In another note to clients this week, J.P. Morgan analsyts described Zscaler’s success as follows:

“Zscaler has been the first mover with its ZIA for MPLS replacement and ZPA for remote access… [H]aving the ability to connect securely from any location creates a level of flexibility that is much needed in the current pandemic environment, and we believe that will continue to be the case even after a vaccine, as many companies have committed to more flexible working arrangements.”

Looking Ahead

Companies in the cloud-native cybersecurity space can expect to see sustained success, thanks to the accelerated shift to remote work generated by recent macro events. But they will have to work for it. CrowdStrike, Okta, and Zscaler are competing with other startups for customers and employee talent. Also looming are the shadows of large, established players such as Fortinet (FTNT), Palo Alto Networks (PANW), and Cisco (CSCO), which, however hobbled by their own age and culture, have resources to expand their cybersecurity offerings in the cloud, often through acquisitions.

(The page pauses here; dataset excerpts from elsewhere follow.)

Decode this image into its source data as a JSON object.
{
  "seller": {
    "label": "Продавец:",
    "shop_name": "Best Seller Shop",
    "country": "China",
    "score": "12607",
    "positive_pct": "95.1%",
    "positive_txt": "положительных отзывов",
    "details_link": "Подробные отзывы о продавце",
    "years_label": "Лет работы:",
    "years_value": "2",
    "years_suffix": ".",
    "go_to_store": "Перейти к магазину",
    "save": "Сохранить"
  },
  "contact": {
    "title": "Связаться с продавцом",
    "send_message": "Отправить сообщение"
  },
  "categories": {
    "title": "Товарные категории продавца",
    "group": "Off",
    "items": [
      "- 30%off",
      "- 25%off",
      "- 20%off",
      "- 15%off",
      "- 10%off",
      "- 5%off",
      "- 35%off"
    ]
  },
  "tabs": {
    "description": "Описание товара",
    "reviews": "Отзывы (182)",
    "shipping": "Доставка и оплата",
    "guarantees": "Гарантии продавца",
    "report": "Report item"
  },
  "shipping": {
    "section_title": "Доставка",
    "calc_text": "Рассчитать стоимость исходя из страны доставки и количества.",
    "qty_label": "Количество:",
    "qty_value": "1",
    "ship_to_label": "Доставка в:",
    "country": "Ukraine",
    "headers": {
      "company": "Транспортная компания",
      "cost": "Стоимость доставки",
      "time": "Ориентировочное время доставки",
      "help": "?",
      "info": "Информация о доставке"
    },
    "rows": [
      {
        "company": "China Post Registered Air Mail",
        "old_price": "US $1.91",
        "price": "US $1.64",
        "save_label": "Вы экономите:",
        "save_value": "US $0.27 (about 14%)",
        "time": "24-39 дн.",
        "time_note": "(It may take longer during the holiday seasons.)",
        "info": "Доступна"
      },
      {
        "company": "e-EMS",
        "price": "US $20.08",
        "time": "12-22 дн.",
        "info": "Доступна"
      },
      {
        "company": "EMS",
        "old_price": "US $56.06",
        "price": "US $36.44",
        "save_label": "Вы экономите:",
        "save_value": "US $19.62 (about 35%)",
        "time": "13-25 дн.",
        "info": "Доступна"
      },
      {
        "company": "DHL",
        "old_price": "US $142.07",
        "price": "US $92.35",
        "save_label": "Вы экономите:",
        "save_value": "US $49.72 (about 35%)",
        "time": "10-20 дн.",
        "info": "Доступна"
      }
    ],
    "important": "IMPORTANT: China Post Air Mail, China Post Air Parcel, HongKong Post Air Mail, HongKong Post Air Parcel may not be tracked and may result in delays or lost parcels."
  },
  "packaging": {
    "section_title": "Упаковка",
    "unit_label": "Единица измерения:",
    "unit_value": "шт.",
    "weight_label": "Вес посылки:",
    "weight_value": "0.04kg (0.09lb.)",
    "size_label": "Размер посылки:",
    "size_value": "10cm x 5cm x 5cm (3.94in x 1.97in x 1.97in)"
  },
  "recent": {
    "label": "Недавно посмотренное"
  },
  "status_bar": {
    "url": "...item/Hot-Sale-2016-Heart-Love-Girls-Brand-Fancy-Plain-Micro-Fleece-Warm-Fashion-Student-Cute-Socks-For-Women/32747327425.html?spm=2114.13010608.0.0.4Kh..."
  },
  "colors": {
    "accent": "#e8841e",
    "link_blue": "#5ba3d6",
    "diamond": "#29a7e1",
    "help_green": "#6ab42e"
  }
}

M&A is going to be tough in this space, because these newer cloud-based companies have reached such large valuations. One concern in the investment community is that these stocks have approached bubble-like valuations. Many of them trade at extreme price/sales metrics: For example, Crowdstrike now trades at a 53 price/sales (P/S) ratio; Okta trades at P/S of 44, and Zscaler trades at 56 times projected sales. In another example, Crowdstrike has an annual revenue run rate of about $1 billion and has a market capitalization of $35 billion. Hewlett-Packard Enterprise (HPE) has annual sales of $27 billion and a market cap of only $15 billion.

Could getting acquired be in the cards for smaller players? Given the pace valuations of the newbies, that’s could be less likely the more successful — and expensive — they become. Still, we’re living in an age of big tech transactions. Much is possible.